7. Assisted or Helped

The buzzwords “assisted” and “helped” are even weaker than “responsible for.” Not only do they describe your job vaguely, but they imply that you take zero initiative and blindly follow orders. Employers want professionals who think for themselves. Otherwise, they would have invested their funds in software programs and AI technologies.

Explicitly describe your role. If your contributions didn’t make a big enough impact, consider leaving them out of your resume altogether. Save space for your actual accomplishments. Focus on your tasks and explain their relevance to the job you want.

8. Responsibilities and Duties

Person Wearing a Watch and Typing on Laptop

Employers already know the responsibilities and duties of the position you’re applying for; you don’t have to list them again on your resume. You’ll only waste your time.

A more efficient approach would be to describe your previous roles. Hiring managers can use this information to gauge how quickly you’d meet their company’s expectations.

9. Successful

“Successful” is an ambiguous, subjective term. Anyone can say that about a past initiative or project, so hiring managers don’t find it impressive anymore. Moreover, you shouldn’t even mention unsuccessful campaigns in the first place.

Instead of simply saying that a project was successful, back your claims up with facts and data. Quantify the meaning of “success.” Prove that your efforts helped your previous employers increase sales, attract more prospects, or boost company morale, among other accomplishments.

10. Extensive Experience

The Office Posing With Their Boss

The phrase “extensive experience” is just marketing fluff. You’ll see it on business websites and ads, but you shouldn’t use it on your resume. Vague superlatives never look professional.

If you have confidence in your tenure, quantify your business and industry experience. Most hiring managers would appreciate knowing when you got your degree or how long you’ve been working.

11. Proficient With

New job hunters often use “proficient with” to describe their ability to use basic software programs like Google Workspace and Microsoft Office. However, proficiency in these areas is expected. Employers might find it more surprising if you were to apply for an office job despite not having basic computer skills.

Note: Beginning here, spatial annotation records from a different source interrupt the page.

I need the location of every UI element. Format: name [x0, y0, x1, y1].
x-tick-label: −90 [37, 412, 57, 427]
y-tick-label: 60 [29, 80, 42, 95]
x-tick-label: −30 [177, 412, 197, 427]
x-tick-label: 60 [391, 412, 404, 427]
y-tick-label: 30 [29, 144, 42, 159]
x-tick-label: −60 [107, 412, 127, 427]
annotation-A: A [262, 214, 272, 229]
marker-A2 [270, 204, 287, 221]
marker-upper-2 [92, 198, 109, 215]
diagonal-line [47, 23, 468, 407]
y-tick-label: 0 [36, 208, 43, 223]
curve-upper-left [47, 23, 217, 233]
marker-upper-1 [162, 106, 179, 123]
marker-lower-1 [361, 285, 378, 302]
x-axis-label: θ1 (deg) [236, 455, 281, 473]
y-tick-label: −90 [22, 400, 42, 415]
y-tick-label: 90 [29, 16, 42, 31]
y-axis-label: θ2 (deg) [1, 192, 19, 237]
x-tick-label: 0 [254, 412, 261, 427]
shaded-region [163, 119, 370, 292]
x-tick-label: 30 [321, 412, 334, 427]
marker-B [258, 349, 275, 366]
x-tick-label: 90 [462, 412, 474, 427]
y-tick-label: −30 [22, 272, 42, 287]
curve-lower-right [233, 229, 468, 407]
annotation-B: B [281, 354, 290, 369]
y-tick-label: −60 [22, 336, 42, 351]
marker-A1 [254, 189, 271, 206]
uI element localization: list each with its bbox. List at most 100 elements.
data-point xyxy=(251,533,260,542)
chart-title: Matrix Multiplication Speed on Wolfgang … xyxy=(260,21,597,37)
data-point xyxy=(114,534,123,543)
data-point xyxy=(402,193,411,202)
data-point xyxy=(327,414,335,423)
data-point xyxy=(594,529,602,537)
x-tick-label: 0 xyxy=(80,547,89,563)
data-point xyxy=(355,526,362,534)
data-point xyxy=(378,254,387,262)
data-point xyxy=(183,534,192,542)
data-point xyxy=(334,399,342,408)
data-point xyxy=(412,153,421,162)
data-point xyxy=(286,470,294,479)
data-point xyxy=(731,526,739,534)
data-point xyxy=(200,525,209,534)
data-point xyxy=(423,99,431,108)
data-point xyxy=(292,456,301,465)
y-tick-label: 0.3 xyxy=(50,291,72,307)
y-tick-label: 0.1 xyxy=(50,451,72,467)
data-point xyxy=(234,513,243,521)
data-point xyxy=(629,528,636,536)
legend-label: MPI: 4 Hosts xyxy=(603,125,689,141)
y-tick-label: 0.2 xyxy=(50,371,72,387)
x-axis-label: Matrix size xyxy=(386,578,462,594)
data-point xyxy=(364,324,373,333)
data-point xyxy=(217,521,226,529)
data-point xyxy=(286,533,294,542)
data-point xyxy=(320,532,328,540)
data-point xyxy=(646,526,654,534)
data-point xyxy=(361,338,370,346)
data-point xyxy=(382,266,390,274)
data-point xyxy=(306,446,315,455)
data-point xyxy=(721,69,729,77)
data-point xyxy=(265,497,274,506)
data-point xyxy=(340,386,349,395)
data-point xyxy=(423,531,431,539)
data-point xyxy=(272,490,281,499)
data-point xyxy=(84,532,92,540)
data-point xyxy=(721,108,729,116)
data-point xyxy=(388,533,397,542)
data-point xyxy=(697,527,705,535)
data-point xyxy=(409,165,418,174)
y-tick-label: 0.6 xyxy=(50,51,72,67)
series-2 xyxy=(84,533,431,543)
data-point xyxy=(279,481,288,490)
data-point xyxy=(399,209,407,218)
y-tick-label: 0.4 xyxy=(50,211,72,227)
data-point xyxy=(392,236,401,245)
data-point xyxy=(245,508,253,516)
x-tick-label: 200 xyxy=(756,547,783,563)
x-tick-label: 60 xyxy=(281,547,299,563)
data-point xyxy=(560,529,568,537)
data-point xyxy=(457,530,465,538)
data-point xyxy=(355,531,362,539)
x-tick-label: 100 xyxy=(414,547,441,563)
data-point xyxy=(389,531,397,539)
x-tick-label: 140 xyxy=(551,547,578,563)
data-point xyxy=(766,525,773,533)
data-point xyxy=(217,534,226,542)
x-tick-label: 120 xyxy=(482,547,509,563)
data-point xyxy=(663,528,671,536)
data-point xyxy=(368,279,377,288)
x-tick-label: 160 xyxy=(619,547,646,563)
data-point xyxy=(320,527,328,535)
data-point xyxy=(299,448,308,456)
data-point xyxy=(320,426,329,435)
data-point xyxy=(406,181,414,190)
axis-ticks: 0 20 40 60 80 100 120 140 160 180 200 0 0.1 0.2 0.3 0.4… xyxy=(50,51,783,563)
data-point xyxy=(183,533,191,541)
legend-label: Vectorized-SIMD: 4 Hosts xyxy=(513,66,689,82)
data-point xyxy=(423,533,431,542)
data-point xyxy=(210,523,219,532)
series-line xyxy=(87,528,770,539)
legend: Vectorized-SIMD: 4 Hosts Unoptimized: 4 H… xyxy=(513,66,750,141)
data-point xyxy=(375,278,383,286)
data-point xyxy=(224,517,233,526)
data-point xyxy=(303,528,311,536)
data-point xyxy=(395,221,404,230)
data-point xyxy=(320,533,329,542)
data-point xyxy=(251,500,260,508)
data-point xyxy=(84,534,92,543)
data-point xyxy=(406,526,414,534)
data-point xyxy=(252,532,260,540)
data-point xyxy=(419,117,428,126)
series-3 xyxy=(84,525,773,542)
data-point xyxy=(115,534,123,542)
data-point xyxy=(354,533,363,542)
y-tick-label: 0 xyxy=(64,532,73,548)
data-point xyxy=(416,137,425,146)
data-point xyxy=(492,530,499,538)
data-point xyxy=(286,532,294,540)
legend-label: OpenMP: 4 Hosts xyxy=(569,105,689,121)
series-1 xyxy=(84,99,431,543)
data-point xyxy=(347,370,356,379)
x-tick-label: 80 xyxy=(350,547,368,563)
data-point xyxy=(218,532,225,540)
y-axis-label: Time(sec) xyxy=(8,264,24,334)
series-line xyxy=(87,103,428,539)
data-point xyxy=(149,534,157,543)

With that said, you can still use “proficient with” sparingly. Just make sure to pair it with a complex, job-relevant skill that’s challenging to learn and in demand.

Impress Employers With a Clean, Concise Resume

We understand that you want to impress employers. However, keep in mind that overloading your resume with cliché terms and redundant information will likely do more harm than good. Keep your application concise and organized. Present facts and data that demonstrate your potential as a job applicant instead of throwing around flowery words.

Moreover, we suggest reviewing your resume several times before sending it. Apart from removing the words and phrases we listed above, consider editing other irrelevant details that employers might not need during the hiring process (i.e., physical attributes, political affiliations, home address).